InsideNTB.com, Jakarta – Wakil Ketua Komisi Pemberantasan Korupsi (KPK) Nurul Ghufron mengatakan, makin tinggi tingkat pendidikan seseorang, maka makin tinggi pula potensi korupsinya.
Hal itu ia sampaikan berdasar data KPK pada 2015 yang menunjukkan 86 persen pelaku korupsi merupakan lulusan perguruan tinggi.
“Fakta menunjukkan bahwa ternyata perilaku koruptif itu ternyata seiring, linier. Sarjananya kian tinggi, masternya kian tinggi, ternyata pelaku yang koruptornya juga semakin tinggi,” kata Ghufron dalam acara Virtual Studium Generali dan Peluncuran Kuliah Online Pendidikan Antikorupsi yang disiarkan melalui akun Youtube KPK, Kamis (1/10/2020).
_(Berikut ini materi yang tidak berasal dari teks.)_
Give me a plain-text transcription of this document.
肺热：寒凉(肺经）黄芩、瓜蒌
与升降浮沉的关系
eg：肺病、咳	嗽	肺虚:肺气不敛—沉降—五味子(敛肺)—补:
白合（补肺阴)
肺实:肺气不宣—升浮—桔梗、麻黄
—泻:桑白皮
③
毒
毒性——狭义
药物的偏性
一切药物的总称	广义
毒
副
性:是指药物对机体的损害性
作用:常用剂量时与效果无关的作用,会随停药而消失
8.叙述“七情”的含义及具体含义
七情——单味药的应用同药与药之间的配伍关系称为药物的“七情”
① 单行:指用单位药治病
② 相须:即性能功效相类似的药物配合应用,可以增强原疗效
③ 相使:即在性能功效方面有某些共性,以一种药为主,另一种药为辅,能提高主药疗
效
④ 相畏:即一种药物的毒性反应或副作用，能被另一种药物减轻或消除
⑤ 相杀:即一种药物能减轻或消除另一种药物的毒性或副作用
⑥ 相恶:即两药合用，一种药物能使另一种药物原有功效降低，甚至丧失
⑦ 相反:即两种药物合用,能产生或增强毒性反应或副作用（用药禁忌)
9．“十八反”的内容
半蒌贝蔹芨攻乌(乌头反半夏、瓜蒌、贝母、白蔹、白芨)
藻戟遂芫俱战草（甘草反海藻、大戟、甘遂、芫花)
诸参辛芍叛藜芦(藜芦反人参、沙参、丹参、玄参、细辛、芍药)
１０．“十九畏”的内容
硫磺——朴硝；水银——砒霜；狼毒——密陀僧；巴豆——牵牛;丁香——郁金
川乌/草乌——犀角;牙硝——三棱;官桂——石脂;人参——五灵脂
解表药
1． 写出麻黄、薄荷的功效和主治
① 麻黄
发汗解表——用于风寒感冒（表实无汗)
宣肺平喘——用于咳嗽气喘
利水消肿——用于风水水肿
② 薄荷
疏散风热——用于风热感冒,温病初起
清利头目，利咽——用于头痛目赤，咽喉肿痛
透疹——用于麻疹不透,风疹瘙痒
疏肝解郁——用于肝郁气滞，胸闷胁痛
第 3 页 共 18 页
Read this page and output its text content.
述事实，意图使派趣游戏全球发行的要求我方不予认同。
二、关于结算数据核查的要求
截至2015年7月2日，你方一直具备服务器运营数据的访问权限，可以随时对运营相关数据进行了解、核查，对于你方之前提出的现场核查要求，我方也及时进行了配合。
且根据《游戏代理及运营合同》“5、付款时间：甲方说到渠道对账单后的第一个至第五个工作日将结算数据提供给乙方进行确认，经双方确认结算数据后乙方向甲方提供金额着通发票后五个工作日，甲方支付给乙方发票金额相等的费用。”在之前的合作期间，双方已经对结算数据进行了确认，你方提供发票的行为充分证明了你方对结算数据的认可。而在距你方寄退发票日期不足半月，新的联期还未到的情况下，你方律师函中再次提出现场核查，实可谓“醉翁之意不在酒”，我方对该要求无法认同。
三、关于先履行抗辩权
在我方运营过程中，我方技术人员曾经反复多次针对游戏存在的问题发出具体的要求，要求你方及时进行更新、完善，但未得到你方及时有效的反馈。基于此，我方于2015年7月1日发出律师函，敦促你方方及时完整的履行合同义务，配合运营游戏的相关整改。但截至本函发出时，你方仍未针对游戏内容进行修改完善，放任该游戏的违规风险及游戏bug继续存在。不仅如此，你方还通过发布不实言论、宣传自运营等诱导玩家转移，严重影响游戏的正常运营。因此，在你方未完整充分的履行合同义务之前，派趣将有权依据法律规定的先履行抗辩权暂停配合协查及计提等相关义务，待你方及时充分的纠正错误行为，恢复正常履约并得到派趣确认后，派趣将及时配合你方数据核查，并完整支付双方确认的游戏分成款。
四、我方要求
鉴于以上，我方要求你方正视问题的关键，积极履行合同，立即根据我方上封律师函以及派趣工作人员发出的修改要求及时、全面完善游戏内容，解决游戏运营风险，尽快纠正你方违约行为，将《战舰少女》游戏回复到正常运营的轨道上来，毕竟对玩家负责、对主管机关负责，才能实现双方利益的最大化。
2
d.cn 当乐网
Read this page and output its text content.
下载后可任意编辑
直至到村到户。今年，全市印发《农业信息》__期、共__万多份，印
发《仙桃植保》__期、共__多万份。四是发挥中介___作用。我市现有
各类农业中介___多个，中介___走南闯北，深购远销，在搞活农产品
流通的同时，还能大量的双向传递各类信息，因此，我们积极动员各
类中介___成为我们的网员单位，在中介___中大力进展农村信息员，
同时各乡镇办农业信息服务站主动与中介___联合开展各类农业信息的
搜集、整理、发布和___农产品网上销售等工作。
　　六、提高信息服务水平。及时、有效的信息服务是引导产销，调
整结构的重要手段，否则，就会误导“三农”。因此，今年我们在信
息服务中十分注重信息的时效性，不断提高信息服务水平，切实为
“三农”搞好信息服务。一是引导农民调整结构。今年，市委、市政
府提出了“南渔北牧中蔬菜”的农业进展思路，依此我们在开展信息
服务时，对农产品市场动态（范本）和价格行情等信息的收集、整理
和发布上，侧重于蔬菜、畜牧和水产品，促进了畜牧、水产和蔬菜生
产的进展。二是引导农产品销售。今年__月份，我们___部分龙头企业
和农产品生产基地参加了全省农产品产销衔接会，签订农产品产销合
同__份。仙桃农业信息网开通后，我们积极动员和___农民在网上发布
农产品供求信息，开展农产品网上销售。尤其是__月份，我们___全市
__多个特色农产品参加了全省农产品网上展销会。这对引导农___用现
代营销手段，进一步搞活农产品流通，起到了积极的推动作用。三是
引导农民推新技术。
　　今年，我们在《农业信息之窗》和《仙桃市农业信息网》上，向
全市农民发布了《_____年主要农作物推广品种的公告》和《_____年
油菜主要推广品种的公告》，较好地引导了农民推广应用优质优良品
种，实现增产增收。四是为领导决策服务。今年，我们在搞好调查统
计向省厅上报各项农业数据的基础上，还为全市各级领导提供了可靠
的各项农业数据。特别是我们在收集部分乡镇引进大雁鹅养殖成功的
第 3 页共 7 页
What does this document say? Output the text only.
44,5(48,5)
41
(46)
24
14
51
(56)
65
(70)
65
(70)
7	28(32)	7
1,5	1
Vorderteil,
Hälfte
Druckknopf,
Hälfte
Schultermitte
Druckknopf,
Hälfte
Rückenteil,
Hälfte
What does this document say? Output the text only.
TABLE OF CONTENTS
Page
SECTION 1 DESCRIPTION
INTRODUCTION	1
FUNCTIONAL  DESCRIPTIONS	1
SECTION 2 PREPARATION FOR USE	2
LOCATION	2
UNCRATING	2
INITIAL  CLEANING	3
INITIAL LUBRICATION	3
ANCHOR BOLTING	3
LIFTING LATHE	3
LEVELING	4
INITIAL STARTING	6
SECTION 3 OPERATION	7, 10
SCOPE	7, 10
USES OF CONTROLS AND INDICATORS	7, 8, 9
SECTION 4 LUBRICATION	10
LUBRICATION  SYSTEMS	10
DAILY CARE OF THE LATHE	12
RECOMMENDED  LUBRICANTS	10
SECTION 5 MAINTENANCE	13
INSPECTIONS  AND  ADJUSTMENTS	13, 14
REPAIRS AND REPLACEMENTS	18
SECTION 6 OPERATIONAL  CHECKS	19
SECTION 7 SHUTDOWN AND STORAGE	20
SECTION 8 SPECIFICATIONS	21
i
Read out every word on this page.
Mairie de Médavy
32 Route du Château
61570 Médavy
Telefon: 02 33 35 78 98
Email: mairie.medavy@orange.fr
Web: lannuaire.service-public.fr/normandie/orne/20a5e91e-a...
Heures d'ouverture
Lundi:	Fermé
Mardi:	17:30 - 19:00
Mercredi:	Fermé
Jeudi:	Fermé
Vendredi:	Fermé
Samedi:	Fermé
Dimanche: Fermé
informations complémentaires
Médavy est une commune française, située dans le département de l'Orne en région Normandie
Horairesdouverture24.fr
Menurut Ghufron, hal itu menunjukkan bahwa tindak pidana korupsi bukanlah kejahatan yang dilakukan orang-orang tidak berpendidikan.
Ia menuturkan, fakta tersebut menjadi masalah karena pendidikan yang makin tinggi semestinya dapat menekan perilaku koruptif.
“Semestinya kian tinggi berpendidikan semakin rendah korupsinya. Ini yang menjadi kritik untuk kita semua, bukan hanya kepada Kemendikbud, bukan hanya kepada perguruan tinggi tapi juga termasuk kepada KPK,” ujar Ghufron seperti dilansir dari kompas.com.
Oleh sebab itu, Ghufron menegaskan, pendidikan antikorupsi di perguruan tinggi tidak boleh terbatas pada penerapan mata kuliah saja.
Pendidikan antikorupsi harus dibarengi dengan perilaku antikorupsi di lingkungan perguruan tinggi.
Ia menilai saat ini masih ada praktik-praktik koruptif yang dilakukan mahasiswa antara lain titip absen, gratifikasi kepada dosen, hingga melakukan plagiat.
“Pendidikan antikorupsi itu tidak cukup dengan hanya mata kuliah, tidak cukup evaluasinya hanya dengan nilai A, karena perilaku korupsi sesungguhnya adalah pendidikan karakter,” kata Ghufron.(RED)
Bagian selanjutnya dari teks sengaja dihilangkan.